I asked Using Extended Euclidean Algorithm to find multiplicative inverse earlier, and understand how to use EEA for two integers. Now I'd like to do it with polynomials, but I'm getting some very large fractions following the same procedure as I did w/ the integers.
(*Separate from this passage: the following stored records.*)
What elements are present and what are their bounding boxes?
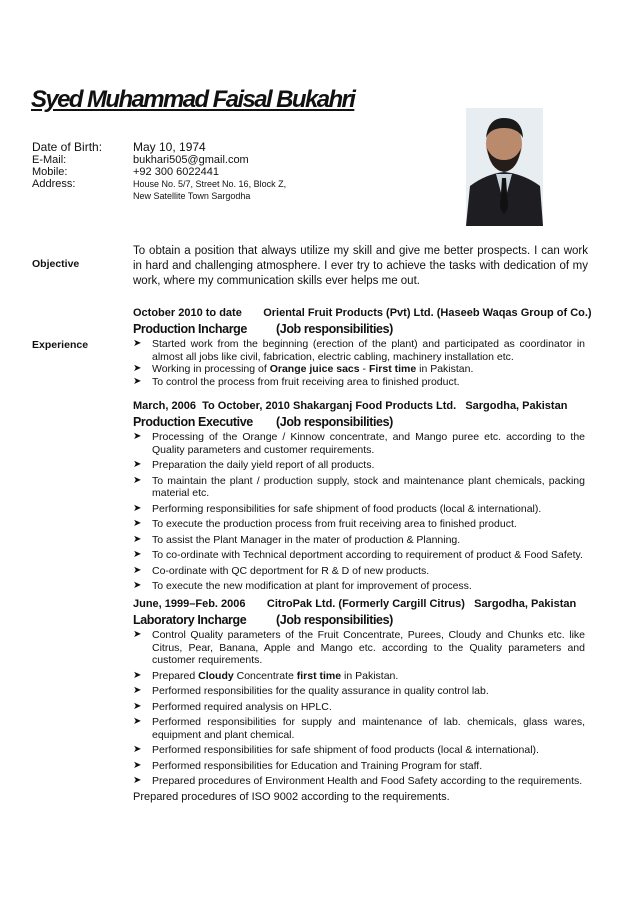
arrow-bullet-icon: ➤: [133, 685, 142, 696]
bullet-text: [152, 534, 585, 547]
job-entry: [133, 306, 592, 388]
personal-info: [32, 140, 286, 202]
arrow-bullet-icon: ➤: [133, 363, 142, 374]
candidate-name: Syed Muhammad Faisal Bukahri: [31, 86, 355, 113]
text-segment: To execute the production process from fruit receiving area to finished product.: [152, 518, 517, 530]
objective-label: Objective: [32, 258, 80, 270]
text-segment: Prepared: [152, 669, 199, 682]
arrow-bullet-icon: ➤: [133, 629, 142, 640]
experience-label: Experience: [32, 339, 89, 351]
bullet-text: [152, 549, 585, 562]
dob-value: May 10, 1974: [133, 140, 206, 154]
address-label: Address:: [32, 178, 76, 190]
bullet-text: [152, 503, 585, 516]
bullet-item: [133, 503, 585, 516]
job-entry: [133, 597, 585, 803]
text-segment: To co-ordinate with Technical deportment according to requirement of product & Food Safety.: [152, 549, 583, 561]
bullet-text: [152, 670, 585, 683]
bullet-item: [133, 565, 585, 578]
arrow-bullet-icon: ➤: [133, 375, 142, 387]
bullet-text: [152, 459, 585, 472]
bold-text: first time: [296, 669, 342, 682]
address-line2: New Satellite Town Sargodha: [133, 191, 251, 201]
text-segment: To control the process from fruit receiving area to finished product.: [152, 375, 460, 388]
job-header: October 2010 to date Oriental Fruit Products (Pvt) Ltd. (Haseeb Waqas Group of Co.): [133, 307, 592, 319]
bullet-text: [152, 775, 585, 788]
bullet-text: [152, 629, 585, 667]
bullet-text: [152, 580, 585, 593]
bullet-text: [152, 518, 585, 531]
bullet-text: [152, 338, 585, 363]
bullet-item: [133, 685, 585, 698]
text-segment: Performed responsibilities for supply and maintenance of lab. chemicals, glass wares, equipment and plant chemical.: [152, 716, 585, 741]
bullet-item: [133, 760, 585, 773]
profile-photo: [466, 108, 543, 226]
bullet-item: [133, 580, 585, 593]
text-segment: Working in processing of: [152, 363, 270, 375]
job-title: Production Executive: [133, 415, 253, 429]
bullet-item: [133, 549, 585, 562]
text-segment: Performed responsibilities for Education and Training Program for staff.: [152, 759, 483, 772]
arrow-bullet-icon: ➤: [133, 744, 142, 755]
arrow-bullet-icon: ➤: [133, 431, 142, 442]
bold-text: Orange juice sacs: [269, 363, 360, 375]
text-segment: To maintain the plant / production supply, stock and maintenance plant chemicals, packing material etc.: [152, 474, 585, 499]
bullet-text: [152, 475, 585, 500]
arrow-bullet-icon: ➤: [133, 474, 142, 486]
text-segment: Concentrate: [233, 669, 297, 682]
bullet-item: [133, 363, 585, 376]
bullet-text: [152, 685, 585, 698]
bullet-item: [133, 534, 585, 547]
text-segment: in Pakistan.: [416, 363, 474, 375]
email-label: E-Mail:: [32, 154, 67, 166]
text-segment: Performed responsibilities for safe shipment of food products (local & international).: [152, 744, 539, 756]
text-segment: in Pakistan.: [341, 669, 399, 682]
bullet-text: [152, 376, 585, 389]
dob-label: Date of Birth:: [32, 140, 103, 154]
text-segment: Co-ordinate with QC deportment for R & D of new products.: [152, 564, 430, 577]
job-entry: [133, 399, 585, 596]
arrow-bullet-icon: ➤: [133, 533, 142, 545]
text-segment: To execute the new modification at plant for improvement of process.: [152, 580, 472, 592]
arrow-bullet-icon: ➤: [133, 564, 142, 576]
job-header: June, 1999–Feb. 2006 CitroPak Ltd. (Formerly Cargill Citrus) Sargodha, Pakistan: [133, 598, 577, 610]
bullet-item: [133, 338, 585, 363]
arrow-bullet-icon: ➤: [133, 459, 142, 470]
bullet-text: [152, 565, 585, 578]
arrow-bullet-icon: ➤: [133, 580, 142, 591]
text-segment: Performed responsibilities for the quality assurance in quality control lab.: [152, 685, 489, 697]
job-responsibilities-label: (Job responsibilities): [276, 415, 393, 429]
text-segment: Processing of the Orange / Kinnow concentrate, and Mango puree etc. according to the Quality parameters and customer requirements.: [152, 431, 585, 456]
email-value: bukhari505@gmail.com: [133, 154, 249, 166]
job-title: Production Incharge: [133, 322, 247, 336]
job-title: Laboratory Incharge: [133, 613, 247, 627]
arrow-bullet-icon: ➤: [133, 775, 142, 786]
bullet-item: [133, 431, 585, 456]
job-header: March, 2006 To October, 2010 Shakarganj Food Products Ltd. Sargodha, Pakistan: [133, 400, 568, 412]
objective-text: To obtain a position that always utilize my skill and give me better prospects. I can work in hard and challenging atmosphere. I ever try to achieve the tasks with dedication of my work, where my communication skills ever helps me out.: [133, 245, 588, 287]
bullet-text: [152, 760, 585, 773]
bullet-text: [152, 701, 585, 714]
bold-text: First time: [368, 363, 417, 375]
bullet-item: [133, 629, 585, 667]
text-segment: Control Quality parameters of the Fruit Concentrate, Purees, Cloudy and Chunks etc. like Citrus, Pear, Banana, Apple and Mango etc. according to the Quality parameters and customer requirements.: [152, 629, 585, 666]
text-segment: Performing responsibilities for safe shipment of food products (local & international).: [152, 502, 542, 515]
arrow-bullet-icon: ➤: [133, 502, 142, 514]
bullet-item: [133, 670, 585, 683]
address-line1: House No. 5/7, Street No. 16, Block Z,: [133, 179, 287, 189]
arrow-bullet-icon: ➤: [133, 518, 142, 529]
bullet-text: [152, 431, 585, 456]
text-segment: -: [359, 363, 369, 375]
bullet-item: [133, 475, 585, 500]
arrow-bullet-icon: ➤: [133, 338, 142, 349]
job-responsibilities-label: (Job responsibilities): [276, 613, 393, 627]
mobile-label: Mobile:: [32, 166, 68, 178]
job-responsibilities-label: (Job responsibilities): [276, 322, 393, 336]
bullet-item: [133, 775, 585, 788]
bullet-text: [152, 716, 585, 741]
bullet-item: [133, 518, 585, 531]
arrow-bullet-icon: ➤: [133, 759, 142, 771]
text-segment: Performed required analysis on HPLC.: [152, 700, 332, 713]
job-footer-text: Prepared procedures of ISO 9002 according to the requirements.: [133, 790, 450, 803]
bullet-item: [133, 701, 585, 714]
text-segment: To assist the Plant Manager in the mater of production & Planning.: [152, 533, 461, 546]
bullet-item: [133, 376, 585, 389]
arrow-bullet-icon: ➤: [133, 700, 142, 712]
bullet-text: [152, 744, 585, 757]
bullet-item: [133, 744, 585, 757]
arrow-bullet-icon: ➤: [133, 716, 142, 727]
text-segment: Preparation the daily yield report of all products.: [152, 459, 375, 471]
bullet-item: [133, 716, 585, 741]
arrow-bullet-icon: ➤: [133, 669, 142, 681]
mobile-value: +92 300 6022441: [133, 166, 219, 178]
bullet-text: [152, 363, 585, 376]
arrow-bullet-icon: ➤: [133, 549, 142, 560]
text-segment: Prepared procedures of Environment Health and Food Safety according to the requirements.: [152, 775, 583, 787]
bold-text: Cloudy: [198, 669, 234, 682]
text-segment: Started work from the beginning (erection of the plant) and participated as coordinator in almost all jobs like civil, fabrication, electric cabling, machinery installation etc.: [152, 338, 585, 363]
bullet-item: [133, 459, 585, 472]
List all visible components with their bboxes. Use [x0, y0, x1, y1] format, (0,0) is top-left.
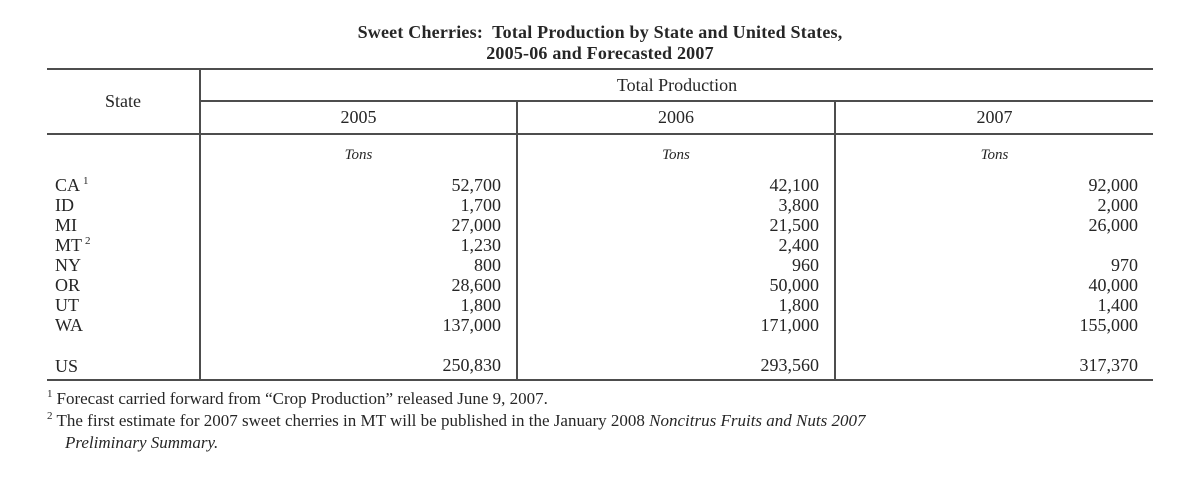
state-label: US — [55, 356, 79, 376]
table-title — [0, 0, 1200, 64]
state-label: OR — [55, 275, 81, 295]
table-row — [47, 215, 1153, 235]
value-2006: 960 — [517, 255, 835, 275]
state-label: UT — [55, 295, 79, 315]
value-2006: 293,560 — [517, 347, 835, 380]
unit-label-2005: Tons — [344, 146, 373, 163]
table-row — [47, 275, 1153, 295]
unit-blank-cell — [47, 134, 200, 175]
footnote-1-text: Forecast carried forward from “Crop Production” released June 9, 2007. — [56, 389, 548, 408]
state-cell — [47, 255, 200, 275]
table-row — [47, 175, 1153, 195]
footnote-2-marker: 2 — [47, 410, 53, 423]
state-cell — [47, 275, 200, 295]
group-header: Total Production — [200, 69, 1153, 101]
state-label: WA — [55, 315, 83, 335]
state-label: MT — [55, 235, 82, 255]
state-cell — [47, 215, 200, 235]
title-line-2: 2005-06 and Forecasted 2007 — [486, 43, 714, 63]
value-2006: 42,100 — [517, 175, 835, 195]
year-header-2005: 2005 — [200, 101, 517, 134]
state-cell — [47, 315, 200, 335]
footnote-marker: 1 — [83, 175, 89, 187]
title-line-1: Sweet Cherries: Total Production by State and United States, — [357, 22, 843, 42]
value-2006: 2,400 — [517, 235, 835, 255]
footnote-1 — [47, 388, 1200, 410]
spacer-row — [47, 335, 1153, 347]
value-2006: 21,500 — [517, 215, 835, 235]
us-total-row — [47, 347, 1153, 380]
state-label: NY — [55, 255, 81, 275]
value-2007: 970 — [835, 255, 1153, 275]
value-2007: 317,370 — [835, 347, 1153, 380]
value-2006: 1,800 — [517, 295, 835, 315]
state-column-header: State — [47, 69, 200, 134]
footnote-2-continuation: Preliminary Summary. — [65, 433, 219, 452]
value-2007: 1,400 — [835, 295, 1153, 315]
value-2005: 1,230 — [460, 235, 501, 255]
value-2005: 1,700 — [460, 195, 501, 215]
value-2006: 3,800 — [517, 195, 835, 215]
value-2005: 137,000 — [442, 315, 501, 335]
header-row-group — [47, 69, 1153, 101]
value-2007: 2,000 — [835, 195, 1153, 215]
unit-row — [47, 134, 1153, 175]
footnote-2 — [47, 410, 1200, 432]
value-2005: 52,700 — [451, 175, 501, 195]
footnote-2-text: The first estimate for 2007 sweet cherries in MT will be published in the January 2008 — [56, 411, 650, 430]
value-2006: 171,000 — [517, 315, 835, 335]
state-label: MI — [55, 215, 77, 235]
value-2007: 26,000 — [835, 215, 1153, 235]
state-label: CA — [55, 175, 81, 195]
state-label: ID — [55, 195, 74, 215]
footnote-marker: 2 — [85, 235, 91, 247]
table-row — [47, 195, 1153, 215]
state-cell — [47, 347, 200, 380]
table-row — [47, 315, 1153, 335]
state-cell — [47, 175, 200, 195]
state-cell — [47, 195, 200, 215]
footnotes — [47, 388, 1200, 454]
state-cell — [47, 295, 200, 315]
year-header-2007: 2007 — [835, 101, 1153, 134]
value-2005: 250,830 — [442, 355, 501, 375]
value-2005: 1,800 — [460, 295, 501, 315]
table-row — [47, 235, 1153, 255]
table-row — [47, 295, 1153, 315]
state-cell — [47, 235, 200, 255]
value-2007 — [835, 235, 1153, 255]
footnote-1-marker: 1 — [47, 388, 53, 401]
value-2007: 40,000 — [835, 275, 1153, 295]
value-2005: 800 — [474, 255, 501, 275]
production-table — [47, 68, 1153, 381]
value-2007: 155,000 — [835, 315, 1153, 335]
header-row-years — [47, 101, 1153, 134]
table-row — [47, 255, 1153, 275]
unit-label-2006: Tons — [517, 134, 835, 175]
value-2007: 92,000 — [835, 175, 1153, 195]
footnote-2-publication: Noncitrus Fruits and Nuts 2007 — [649, 411, 866, 430]
year-header-2006: 2006 — [517, 101, 835, 134]
value-2006: 50,000 — [517, 275, 835, 295]
unit-label-2007: Tons — [835, 134, 1153, 175]
value-2005: 28,600 — [451, 275, 501, 295]
value-2005: 27,000 — [451, 215, 501, 235]
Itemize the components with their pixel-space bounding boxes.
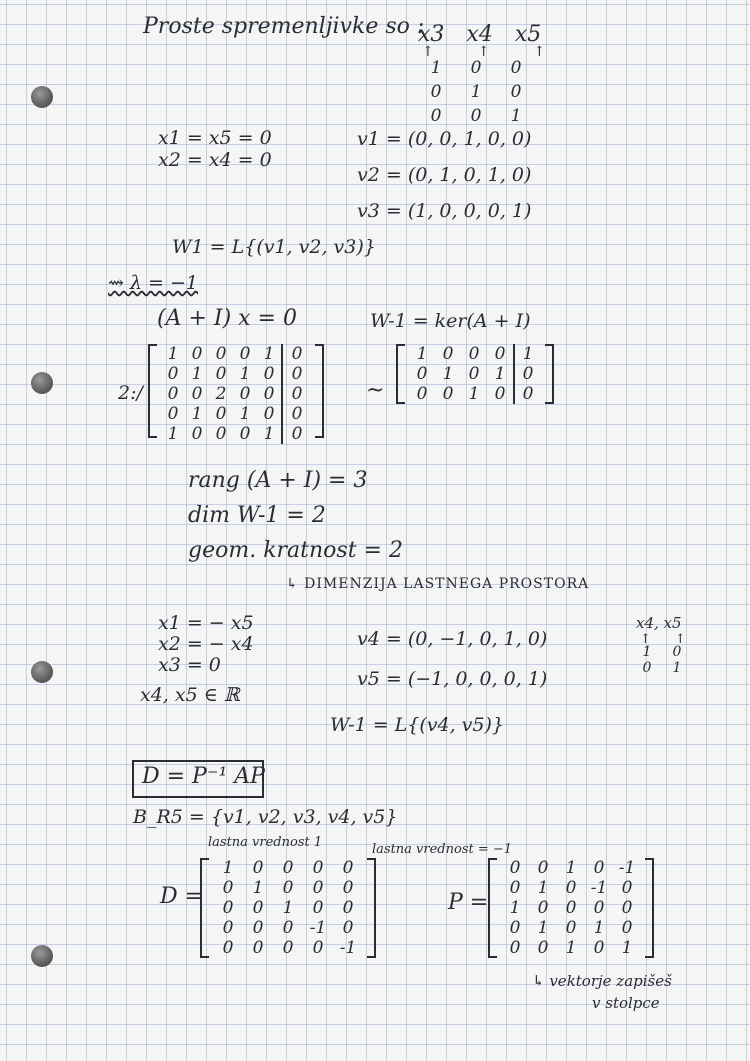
rank-statement: rang (A + I) = 3 [188,468,368,493]
augmented-matrix: 1 0 0 0 1 0 0 1 0 1 0 0 0 0 2 0 0 0 0 1 0 1 0 0 1 0 0 0 1 0 [148,344,324,438]
free-variables-choice-table-2: 1 0 0 1 [642,644,682,676]
eigenspace-dimension-note: ↳ DIMENZIJA LASTNEGA PROSTORA [286,576,590,592]
matrix-row-operation-label: 2:/ [118,382,143,404]
vector-v3: v3 = (1, 0, 0, 0, 1) [357,200,532,222]
vector-v2: v2 = (0, 1, 0, 1, 0) [357,164,532,186]
punch-hole-bottom [31,945,53,967]
free-variables-choice-table: 1 0 0 0 1 0 0 0 1 [430,58,522,126]
free-variables-arrows: ↑ ↑ ↑ [422,44,546,60]
zero-equation-2: x2 = x4 = 0 [158,149,272,171]
p-matrix-note-1: ↳ vektorje zapišeš [532,972,672,990]
reduced-matrix: 1 0 0 0 1 0 1 0 1 0 0 0 1 0 0 [396,344,554,404]
diagonalization-formula: D = P⁻¹ AP [142,764,265,789]
eigenbasis: B_R5 = {v1, v2, v3, v4, v5} [133,806,398,828]
dimension-statement: dim W-1 = 2 [188,503,326,528]
punch-hole-lower [31,661,53,683]
p-matrix: 0 0 1 0 -1 0 1 0 -1 0 1 0 0 0 0 0 1 0 1 0 0 0 1 0 1 [488,858,654,958]
homogeneous-equation: (A + I) x = 0 [157,306,297,331]
eigenvalue-note-1: lastna vrednost 1 [208,835,323,850]
row-equivalence-tilde: ~ [366,378,385,403]
solution-equation-1: x1 = − x5 [158,612,254,634]
free-var: x4 [466,22,493,47]
eigenspace-w1: W1 = L{(v1, v2, v3)} [172,236,376,258]
free-var: x3 [418,22,445,47]
geometric-multiplicity: geom. kratnost = 2 [188,538,403,563]
solution-equation-3: x3 = 0 [158,654,221,676]
eigenspace-w-minus-1: W-1 = L{(v4, v5)} [330,714,504,736]
free-variables-title: Proste spremenljivke so : [143,14,425,39]
kernel-definition: W-1 = ker(A + I) [370,310,531,332]
free-variables-header-2: x4, x5 [636,614,682,632]
vector-v5: v5 = (−1, 0, 0, 0, 1) [357,668,548,690]
punch-hole-top [31,86,53,108]
eigenvalue-minus-one: ⇝ λ = −1 [108,272,199,294]
solution-equation-2: x2 = − x4 [158,633,254,655]
vector-v1: v1 = (0, 0, 1, 0, 0) [357,128,532,150]
vector-v4: v4 = (0, −1, 0, 1, 0) [357,628,548,650]
free-variables-arrows-2: ↑ ↑ [640,632,686,647]
punch-hole-upper [31,372,53,394]
p-matrix-label: P = [448,890,489,915]
d-matrix-label: D = [160,884,204,909]
zero-equation-1: x1 = x5 = 0 [158,127,272,149]
eigenvalue-note-minus-1: lastna vrednost = −1 [372,842,513,857]
p-matrix-note-2: v stolpce [592,994,660,1012]
free-var: x5 [514,22,542,47]
d-matrix: 1 0 0 0 0 0 1 0 0 0 0 0 1 0 0 0 0 0 -1 0 0 0 0 0 -1 [200,858,376,958]
free-variables-real: x4, x5 ∈ ℝ [140,684,240,706]
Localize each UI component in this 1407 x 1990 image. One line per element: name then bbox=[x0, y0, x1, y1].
The problem I'm working on is:
$(x^5 + x^2 + 1)^{-1} \cdot mod (x^{10} + x^3 + 1)$
\begin{align}
x^{10} + x^3 + 1&=(x^5-x^2-1)\cdot(x^5+x^2+1)+(x^4+x^3+2x^2+2)\\
(x^5+x^2+1)&=(x-1)\cdot(x^4+x^3+2x^2+2)+(-x^3+3x^2-2x+3)\\
(x^4+x^3+2x^2+2)&=(-x-4)\cdot(-x^3+3x^2-2x+3)+(12x^2-5x+14)\\
(-x^3+3x^2-2x+3)&=(\frac{31}{144}-\frac{x}{12})\cdot(12x^2-5x+14)+(\frac{35x}{144}-\frac{1}{72})\\
12x^2-5x+14&=(\frac{1728x}{35}-\frac{21744}{1225})\cdot(\frac{35x}{144}-\frac{1}{72})+\frac{16848}{1225}
\end{align}
Continuing from there, I start to get some big fractions, which doesn't seem correct. I know the GCD is 1, but it doesn't look like I'm going to get that following the above procedure. What is the issue here?
Answer
The GCD of two polynomials is only unique up to multiplication by an (invertible) element of the base field. You can freely renormalise to work with smaller coefficients.
$$\begin{align}
x^{10} + x^3 + 1&=(x^5-x^2-1)\cdot(x^5+x^2+1)+(x^4+x^3+2x^2+2)\\
(x^5+x^2+1)&=(x-1)\cdot(x^4+x^3+2x^2+2)+(-x^3+3x^2-2x+3)\\
(x^4+x^3+2x^2+2)&=(-x-4)\cdot(-x^3+3x^2-2x+3)+(12x^2-5x+14)\\
(-x^3+3x^2-2x+3)&=\frac{1}{144}\left((31-12x)\cdot(12x^2-5x+14)+(35x-2) \right)\\
12x^2-5x+14&=\frac{1}{1225}\left((420x - 151)(35x - 2) + 16848 \right)
\end{align}$$
The numbers aren't much smaller in this case, but the point is that the GCD is a constant, so the two polynomials are coprime.